When your loved one has dementia, you really have to laugh at this stuff. Because there's not usually much humor to be found. But this did bring a smile to my heart.
After my mother's hip fracture, when I decided to move my mother out of the tony Maplewood and into Masonicare, which has an attached rehab and skilled nursing facility on site, I reread the many documents I'd signed in a daze upon admission to Maplewood. Among the clauses that caught my eye was the pronouncement that you'd be charged $250 each for any lost room keys.
I returned my key but I could not find my mother's. She always wore it on a little plastic spiral wristlet thing.

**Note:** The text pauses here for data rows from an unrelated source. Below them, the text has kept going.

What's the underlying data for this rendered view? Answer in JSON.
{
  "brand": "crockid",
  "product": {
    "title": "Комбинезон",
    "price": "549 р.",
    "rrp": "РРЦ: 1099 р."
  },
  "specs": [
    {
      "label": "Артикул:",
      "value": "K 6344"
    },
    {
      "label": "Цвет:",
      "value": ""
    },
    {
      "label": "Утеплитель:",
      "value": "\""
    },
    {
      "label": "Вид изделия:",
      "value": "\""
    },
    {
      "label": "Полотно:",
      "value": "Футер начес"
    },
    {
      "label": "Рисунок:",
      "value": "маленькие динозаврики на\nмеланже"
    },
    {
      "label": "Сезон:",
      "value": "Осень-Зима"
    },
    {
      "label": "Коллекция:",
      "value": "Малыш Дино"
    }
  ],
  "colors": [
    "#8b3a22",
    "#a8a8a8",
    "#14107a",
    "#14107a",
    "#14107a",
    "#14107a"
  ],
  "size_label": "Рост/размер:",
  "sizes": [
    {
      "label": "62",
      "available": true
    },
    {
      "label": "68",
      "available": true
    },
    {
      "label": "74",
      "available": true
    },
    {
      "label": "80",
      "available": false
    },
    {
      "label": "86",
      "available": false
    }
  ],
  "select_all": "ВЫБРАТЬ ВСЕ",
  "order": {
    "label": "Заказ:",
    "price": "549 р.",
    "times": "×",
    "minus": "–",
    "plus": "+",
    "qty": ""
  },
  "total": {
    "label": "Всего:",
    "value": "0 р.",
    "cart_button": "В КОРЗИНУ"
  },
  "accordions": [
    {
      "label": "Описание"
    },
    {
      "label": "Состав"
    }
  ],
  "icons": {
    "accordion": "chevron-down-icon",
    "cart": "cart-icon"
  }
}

I suppose finding it...or not...is inconsequential at this point since all my mother's assets will be sucked up by Masonicare and then the state will pick up most of her expenses.
Still, I worried about where that key was and I did NOT want to pay an outrageous "lost key" fee. I personally packed up everything in my mother's room at Maplewood and could not find it in her dresser drawers, her handbag, the closet, etc.

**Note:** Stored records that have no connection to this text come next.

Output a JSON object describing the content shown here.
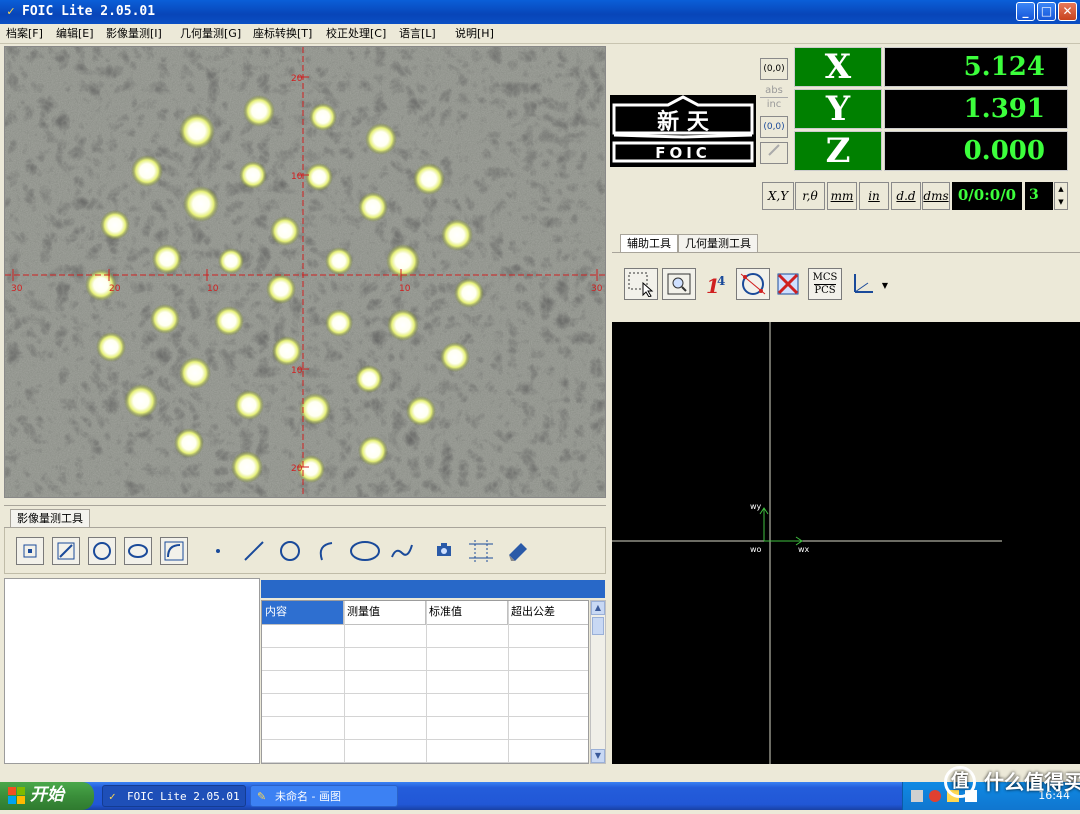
{
  "window": {
    "title": "FOIC Lite 2.05.01"
  },
  "menu": [
    "档案[F]",
    "编辑[E]",
    "影像量测[I]",
    "几何量测[G]",
    "座标转换[T]",
    "校正处理[C]",
    "语言[L]",
    "说明[H]"
  ],
  "logo": {
    "chinese": "新 天",
    "brand": "FOIC"
  },
  "coordinates": {
    "x": {
      "label": "X",
      "value": "5.124"
    },
    "y": {
      "label": "Y",
      "value": "1.391"
    },
    "z": {
      "label": "Z",
      "value": "0.000"
    }
  },
  "coord_buttons": [
    "(0,0)",
    "abs",
    "inc",
    "(0,0)"
  ],
  "unit_buttons": [
    "X,Y",
    "r,θ",
    "mm",
    "in",
    "d.d",
    "dms"
  ],
  "readout": "0/0:0/0",
  "spin_value": "3",
  "right_tabs": [
    "辅助工具",
    "几何量测工具"
  ],
  "mcs_pcs": [
    "MCS",
    "PCS"
  ],
  "image_tool_tab": "影像量测工具",
  "crosshair_labels": {
    "left": "30",
    "left_inner": "20",
    "mid_left": "10",
    "mid_right": "10",
    "right": "30",
    "top": "20",
    "upper": "10",
    "lower": "10",
    "bottom": "20"
  },
  "results_table": {
    "columns": [
      "内容",
      "测量值",
      "标准值",
      "超出公差"
    ],
    "rows": 6
  },
  "graph": {
    "wy": "wy",
    "wo": "wo",
    "wx": "wx"
  },
  "taskbar": {
    "start": "开始",
    "tasks": [
      "FOIC Lite 2.05.01",
      "未命名 - 画图"
    ],
    "clock": "16:44"
  },
  "watermark": "什么值得买",
  "colors": {
    "readout_green": "#3cff3c",
    "axis_label_bg": "#008000",
    "crosshair": "#d02020"
  }
}
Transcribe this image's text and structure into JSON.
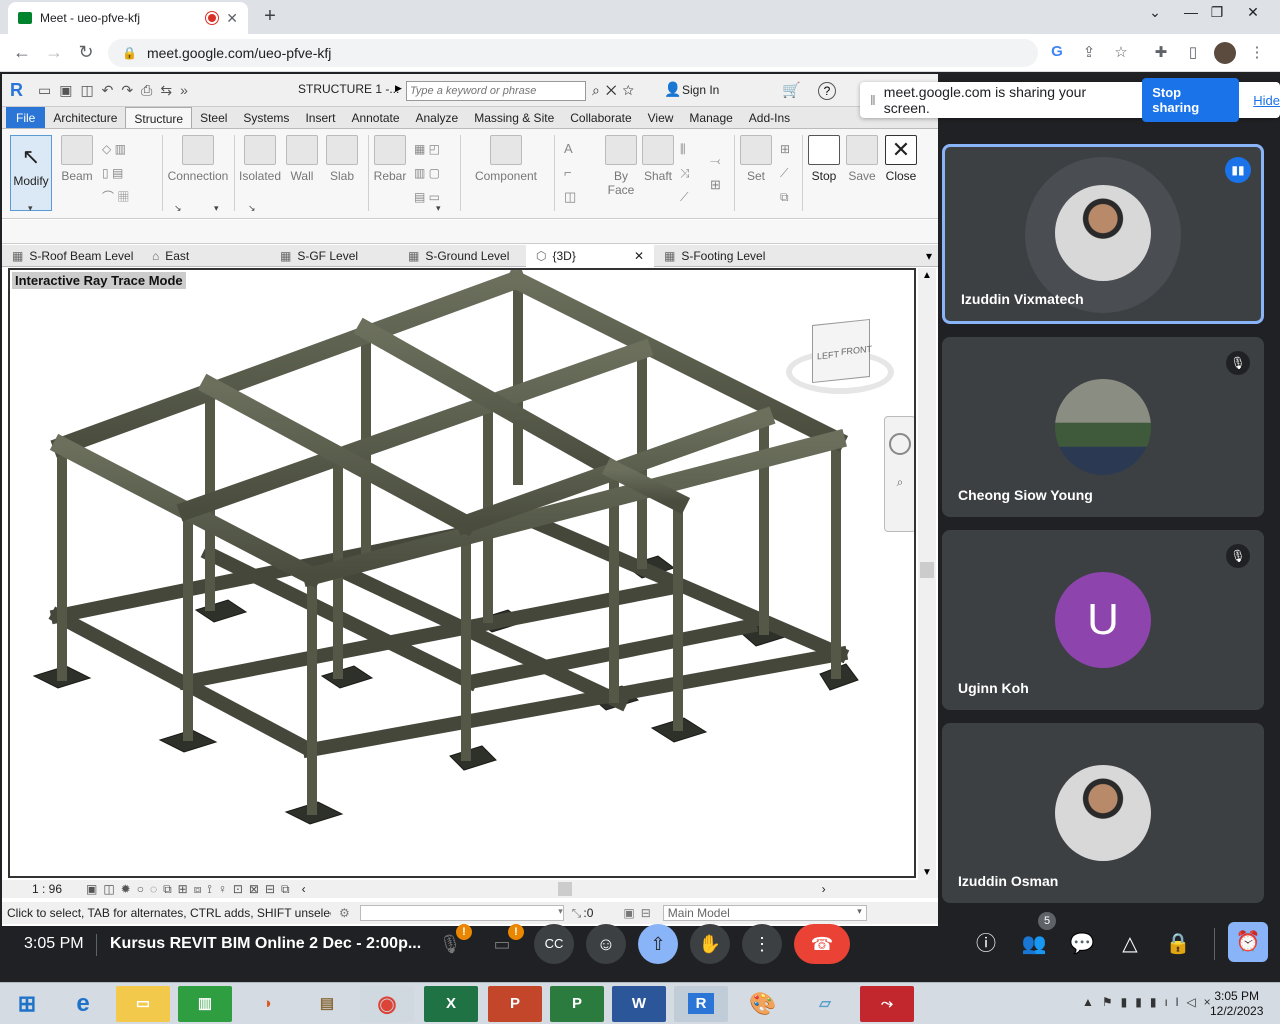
{
  "browser": {
    "tab_title": "Meet - ueo-pfve-kfj",
    "url": "meet.google.com/ueo-pfve-kfj",
    "new_tab": "+"
  },
  "revit": {
    "title": "STRUCTURE 1 -...",
    "search_placeholder": "Type a keyword or phrase",
    "sign_in": "Sign In",
    "tabs": [
      "File",
      "Architecture",
      "Structure",
      "Steel",
      "Systems",
      "Insert",
      "Annotate",
      "Analyze",
      "Massing & Site",
      "Collaborate",
      "View",
      "Manage",
      "Add-Ins"
    ],
    "active_tab": "Structure",
    "ribbon_buttons": {
      "modify": "Modify",
      "beam": "Beam",
      "connection": "Connection",
      "isolated": "Isolated",
      "wall": "Wall",
      "slab": "Slab",
      "rebar": "Rebar",
      "component": "Component",
      "by": "By",
      "face": "Face",
      "shaft": "Shaft",
      "set": "Set",
      "stop": "Stop",
      "save": "Save",
      "close": "Close"
    },
    "view_tabs": [
      "S-Roof Beam Level",
      "East",
      "S-GF Level",
      "S-Ground Level",
      "{3D}",
      "S-Footing Level"
    ],
    "ray_trace_label": "Interactive Ray Trace Mode",
    "viewcube_left": "LEFT",
    "viewcube_front": "FRONT",
    "scale": "1 : 96",
    "status_text": "Click to select, TAB for alternates, CTRL adds, SHIFT unselects.",
    "status_count": ":0",
    "main_model": "Main Model"
  },
  "share_banner": {
    "message": "meet.google.com is sharing your screen.",
    "stop": "Stop sharing",
    "hide": "Hide"
  },
  "participants": [
    {
      "name": "Izuddin Vixmatech",
      "speaking": true
    },
    {
      "name": "Cheong Siow Young",
      "muted": true
    },
    {
      "name": "Uginn Koh",
      "initial": "U",
      "muted": true
    },
    {
      "name": "Izuddin Osman",
      "muted": false
    }
  ],
  "meet": {
    "time": "3:05 PM",
    "meeting_title": "Kursus REVIT BIM Online 2 Dec - 2:00p...",
    "people_count": "5"
  },
  "taskbar": {
    "time": "3:05 PM",
    "date": "12/2/2023"
  },
  "colors": {
    "meet_blue": "#1a73e8",
    "hangup_red": "#ea4335",
    "file_tab": "#2b75d6",
    "avatar_purple": "#8e44ad"
  }
}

As I set most of the same stuff back up in her new space at Masonicare assisted living, I hoped to uncover it, but did not. After her 3 days there and the 2 week stint at Masonicare's geriatric psychiatric hospital unit, I packed up her stuff yet again, bringing it from Masonicare assisted living to my home because at that point I knew she had to go into the nursing home.

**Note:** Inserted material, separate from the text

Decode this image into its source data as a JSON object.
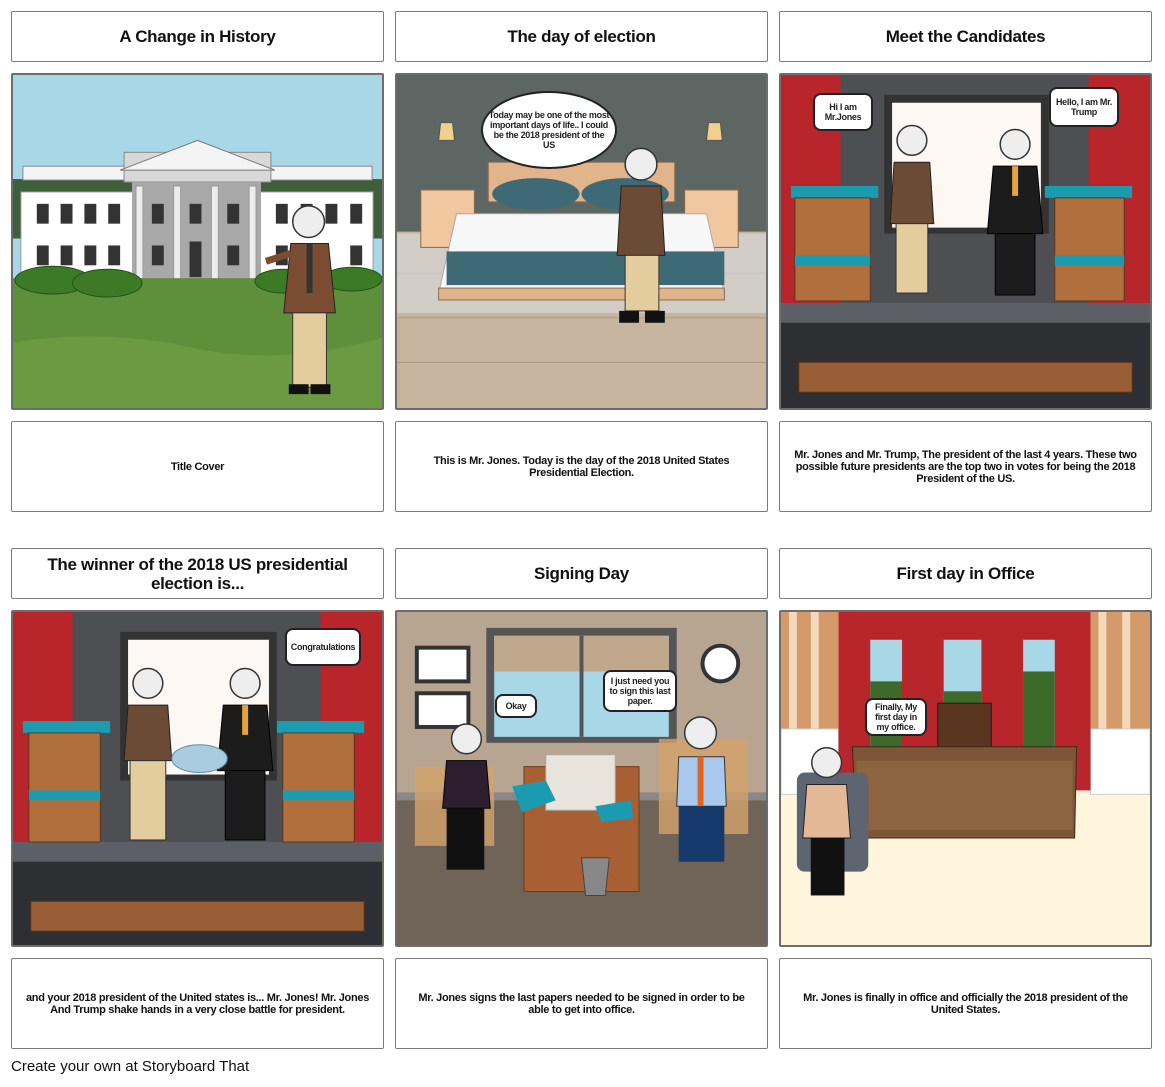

I haven't made much progress sorting through stuff because I've been swamped with paperwork for her admission to nursing home, healthcare matters, financial matters and of course my f/t job.
Still, I was determined to find the damn key. At one point I found an unusually large key and although it wasn't on Maplewood's trademark wristlet, I thought my mother could have managed to remove it from the wristlet and that this might be it. So I eagerly stopped over at Maplewood with my dad, but no, they told me that wasn't their key.
I inquired at the front desk there whether one of their nurses removed it from my mother's wrist when she was brought to the hospital Labor Day weekend. the front desk sent out an email, got no response, then someone said we don't know, we have to look into it and I never heard from them again. (So typical.)
I basically gave up on ever finding the room key and I figured it would be futile to call the hospital about it.
Lo and behold, I found the key this morning. It was in the bottom of an opened box of Equate pantiliners. If I weren't so frugal, I could have easily tossed that box and never found it. Or, since it was opened, it could have easily fallen out and dropped who knows where.
There is a sad memory associated with those pantiliners. I remember when I first moved my mother to Maplewood, pre-hip fracture, when she was urgently asking me to get her some pantiliners. I didn't even know she used them although the funny thing is, i use them daily and I guess she did too. (Sorry, TMI?) Anyway, these were the pantiliners I'd bought her. I remember a few months later I thought she might be running low so I brought over another box and sadly, she did not seem to know what they were for. That's how quickly you can lose your mind.
Anyway, I've already alerted the business manager over there so i don't get charged any "missing key" fee.